Les limites réglementaires : est-on actuellement dans l’autorisé, la zone grise ou l’interdit
Il faut distinguer trois niveaux :
- Clairement autorisé : détenir et utiliser des stablecoins conformes, recharger une carte virtuelle en USDT/USDC pour consommer — cela n’est pas affecté par le retard des règles du GENIUS Act.
- Où se situe la zone grise : les obligations de conformité concrètes des émetteurs (fréquence d’audit des réserves, normes contraignantes sur les délais de rachat) ne sont pas encore finalisées ; on est dans un état où « l’exigence légale existe, la norme d’exécution reste à définir ». Cette zone grise pèse sur les émetteurs, pas sur les détenteurs de cartes.
- Considération supplémentaire pour les lecteurs en Chine continentale / à Hongkong : au-delà des règles américaines, c’est la réglementation de votre propre juridiction qui prime. Les lecteurs qui envisagent d’ouvrir une carte devraient d’abord consulter l’aperçu de conformité pour Hongkong et l’aperçu de conformité pour les États-Unis pour comprendre leurs propres limites de conformité, avant de se préoccuper des règles des émetteurs américains.
Les prochains points à surveiller
- Les nouveaux calendriers des agences : suivre si le Trésor et l’OCC annoncent une nouvelle fenêtre de publication pour les règles. Les quatre agences ont déjà publié 10 projets au total ; le prochain signal à guetter est « quel projet sera finalisé en premier ».
- Les divulgations trimestrielles des principaux émetteurs : la prochaine déclaration de réserves et de conformité de Circle et Paxos constitue la fenêtre la plus directe pour évaluer la répercussion des coûts.
- Une éventuelle réouverture des consultations : si les régulateurs relancent un tour de consultation sur les projets déjà publiés, cela signifie que la mise en place des règles sera reportée d’au moins un trimestre supplémentaire.

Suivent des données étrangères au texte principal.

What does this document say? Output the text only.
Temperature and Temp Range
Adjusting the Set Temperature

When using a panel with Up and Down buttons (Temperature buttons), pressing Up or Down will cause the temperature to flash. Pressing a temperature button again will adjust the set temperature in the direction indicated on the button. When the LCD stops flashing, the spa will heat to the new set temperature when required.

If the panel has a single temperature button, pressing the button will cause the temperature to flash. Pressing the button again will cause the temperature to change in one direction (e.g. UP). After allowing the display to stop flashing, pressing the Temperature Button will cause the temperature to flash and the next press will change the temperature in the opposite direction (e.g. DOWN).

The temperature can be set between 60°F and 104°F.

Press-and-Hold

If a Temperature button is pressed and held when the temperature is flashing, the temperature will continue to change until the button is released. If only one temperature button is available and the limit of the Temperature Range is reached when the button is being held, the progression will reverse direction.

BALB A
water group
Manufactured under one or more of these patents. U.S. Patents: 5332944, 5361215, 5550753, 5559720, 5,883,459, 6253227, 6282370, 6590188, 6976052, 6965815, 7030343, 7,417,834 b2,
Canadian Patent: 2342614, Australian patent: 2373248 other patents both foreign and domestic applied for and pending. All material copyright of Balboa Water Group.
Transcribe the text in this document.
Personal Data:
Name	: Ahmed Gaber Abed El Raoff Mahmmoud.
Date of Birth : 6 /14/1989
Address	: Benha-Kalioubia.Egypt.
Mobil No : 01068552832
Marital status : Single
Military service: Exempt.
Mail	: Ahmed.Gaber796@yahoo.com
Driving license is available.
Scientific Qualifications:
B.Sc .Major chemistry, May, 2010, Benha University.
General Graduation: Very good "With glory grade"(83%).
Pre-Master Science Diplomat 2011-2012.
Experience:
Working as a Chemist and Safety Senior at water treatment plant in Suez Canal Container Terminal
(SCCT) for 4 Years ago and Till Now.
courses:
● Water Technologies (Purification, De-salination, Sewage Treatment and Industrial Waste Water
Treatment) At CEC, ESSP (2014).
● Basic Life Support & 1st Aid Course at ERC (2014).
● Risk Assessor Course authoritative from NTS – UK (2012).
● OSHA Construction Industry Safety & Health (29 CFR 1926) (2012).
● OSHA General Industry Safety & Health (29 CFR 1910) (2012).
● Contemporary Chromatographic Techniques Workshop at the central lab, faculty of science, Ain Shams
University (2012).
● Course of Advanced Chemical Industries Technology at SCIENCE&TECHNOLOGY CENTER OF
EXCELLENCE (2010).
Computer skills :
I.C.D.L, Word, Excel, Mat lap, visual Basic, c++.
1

- Les réactions de l’Asie-Pacifique et de l’Union européenne : la question de savoir si les émetteurs sous le régime MiCAR profitent de l’occasion pour se démarquer par une plus grande certitude réglementaire pourrait influencer l’offre de produits de cartes hors zone américaine.
Recommandations éditoriales
- Utilisateurs de cartes USDT sur circuits Asie-Pacifique, comme MPCard (y compris la variante Asia Elite) : aucune action requise. Cette actualité ne concerne pas votre parcours d’utilisation.
- Utilisateurs d’abonnements en USDC américain : pas besoin de changer de carte, mais ajoutez « surveiller les annonces officielles de Circle » à votre liste mensuelle, et attendez que l’émetteur se prononce lui-même sur le retard des règles avant de décider d’un éventuel ajustement.
- Utilisateurs sur le point de demander une nouvelle carte en stablecoin de zone dollar : il est conseillé de patienter 30 jours, le temps que les principales agences donnent un nouveau calendrier des règles, afin d’éviter un engagement de long terme pendant la fenêtre la plus incertaine. Pour ceux qui souhaitent préparer leur choix dès maintenant, comparez le top 5 des cartes USDT en 2026 et les cartes USDT aux frais les plus bas pour réduire la sélection à deux ou trois candidates, et passer à l’action une fois les signaux plus clairs.
En une phrase : c’est une actualité sur l’avancement réglementaire, pas une actualité sur la sécurité des portefeuilles. Ne confondez pas « retard des règles » et « problème avec les stablecoins » — les réponses à apporter sont totalement différentes.